The Architecture of the Arkansas Ozarks - Donald Harington [1]
Fanshaw descried a man of his own height, tall, dressed in buckskin jacket and trousers, wearing a headpiece made from the skin and tail of a raccoon, thin, blue-eyed, brown-haired, long-nosed, and carrying not a rifle but a half-gallon jug with corncob stopper.
Jacob Ingledew saw a man of his own height, tall, dressed in buckskin moccasins and leggings that covered only the legs, the space between breeched with a breech clout, wearing a headpiece (actually just a bandeau) of beaver skin, eagle fathers in the roach of his hair, muscular, dark-eyed, bronze-skinned, long-nosed and naked from the waist up except for a necklace of several dozen bear claws.
Jacob Ingledew spoke, rather noisily from nervousness: “How! You habbum ’baccy? Me swappum firewater for ’baccy. Sabbe?”
“Quite,” said Fanshaw. Jacob Ingledew misinterpreted this as “Quiet,” and began looking around, wondering if the others were sleeping, although it was well into the afternoon. Actually, Fanshaw had spoken in the manner of his namesake, George W. Featherstonehaugh, a British geologist who had explored the Ozarks a few years previously and had been welcomed by Wah Ti An Kah, as he was known before his fellow tribesmen jokingly nicknamed him after their guest because he spent so much time in dialogue with the visitor, even to the point of taking pains to master the visitor’s language.
Fanshaw’s dwelling, like the others, was made of long slender poles cut, appropriately enough, from the bois d’arc tree, or Osageorange (I will discuss in due course the significance of the name bois d’arc, still today called “bodark,” which fits so perfectly with all the other thumping arks of our study).

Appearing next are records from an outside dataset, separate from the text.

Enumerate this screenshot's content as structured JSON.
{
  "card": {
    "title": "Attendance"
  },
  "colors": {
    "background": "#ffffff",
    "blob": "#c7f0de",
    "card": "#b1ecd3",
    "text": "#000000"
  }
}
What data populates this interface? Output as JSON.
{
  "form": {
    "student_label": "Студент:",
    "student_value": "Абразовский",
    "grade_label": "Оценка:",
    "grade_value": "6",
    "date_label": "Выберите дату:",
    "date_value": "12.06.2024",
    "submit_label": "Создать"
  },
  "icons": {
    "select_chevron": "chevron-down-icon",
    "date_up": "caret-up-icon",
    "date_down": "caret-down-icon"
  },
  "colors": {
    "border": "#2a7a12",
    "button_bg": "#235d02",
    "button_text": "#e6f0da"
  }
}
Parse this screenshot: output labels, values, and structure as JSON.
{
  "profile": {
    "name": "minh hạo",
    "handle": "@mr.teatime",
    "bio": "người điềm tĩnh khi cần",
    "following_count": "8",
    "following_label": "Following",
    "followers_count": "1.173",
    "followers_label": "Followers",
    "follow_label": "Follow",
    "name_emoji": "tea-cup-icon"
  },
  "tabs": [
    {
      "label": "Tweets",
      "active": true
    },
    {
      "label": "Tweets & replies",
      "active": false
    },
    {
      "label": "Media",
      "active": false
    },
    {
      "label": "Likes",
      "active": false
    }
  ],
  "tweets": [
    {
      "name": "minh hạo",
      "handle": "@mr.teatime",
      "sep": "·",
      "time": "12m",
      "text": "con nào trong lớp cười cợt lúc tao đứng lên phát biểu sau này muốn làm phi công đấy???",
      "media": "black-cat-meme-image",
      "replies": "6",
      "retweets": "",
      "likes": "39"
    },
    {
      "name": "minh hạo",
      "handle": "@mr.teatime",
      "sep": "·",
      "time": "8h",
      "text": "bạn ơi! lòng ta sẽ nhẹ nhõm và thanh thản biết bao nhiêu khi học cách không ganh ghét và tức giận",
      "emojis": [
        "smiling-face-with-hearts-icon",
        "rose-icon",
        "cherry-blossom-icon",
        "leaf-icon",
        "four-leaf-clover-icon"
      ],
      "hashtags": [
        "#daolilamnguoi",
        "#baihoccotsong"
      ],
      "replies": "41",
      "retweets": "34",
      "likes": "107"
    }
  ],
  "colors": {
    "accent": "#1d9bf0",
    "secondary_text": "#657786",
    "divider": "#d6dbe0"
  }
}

Both ends of these poles were sharpened and then the poles were bent like a bow and the ends stuck into the ground, forming a large arch which was actually a parabola—and most architectural historians agree that the parabolic is the most graceful, not to say strongest, of all arch forms. As may be seen in our illustration, these arched poles were interwoven as they crossed in the smoke-hole at the top; the result was literally a paraboloid, an inverted basketry paraboloid. Marvelous! Over this framework reeds, cattails and other thatch materials were interwoven; as a shelter it was weatherproof; a negligible amount of water poured through the smoke-hole during a heavy rainstorm but was absorbed by woven mats covering the earthen floor which were hung out to dry in the beautiful sunshine that often comes to the Ozarks.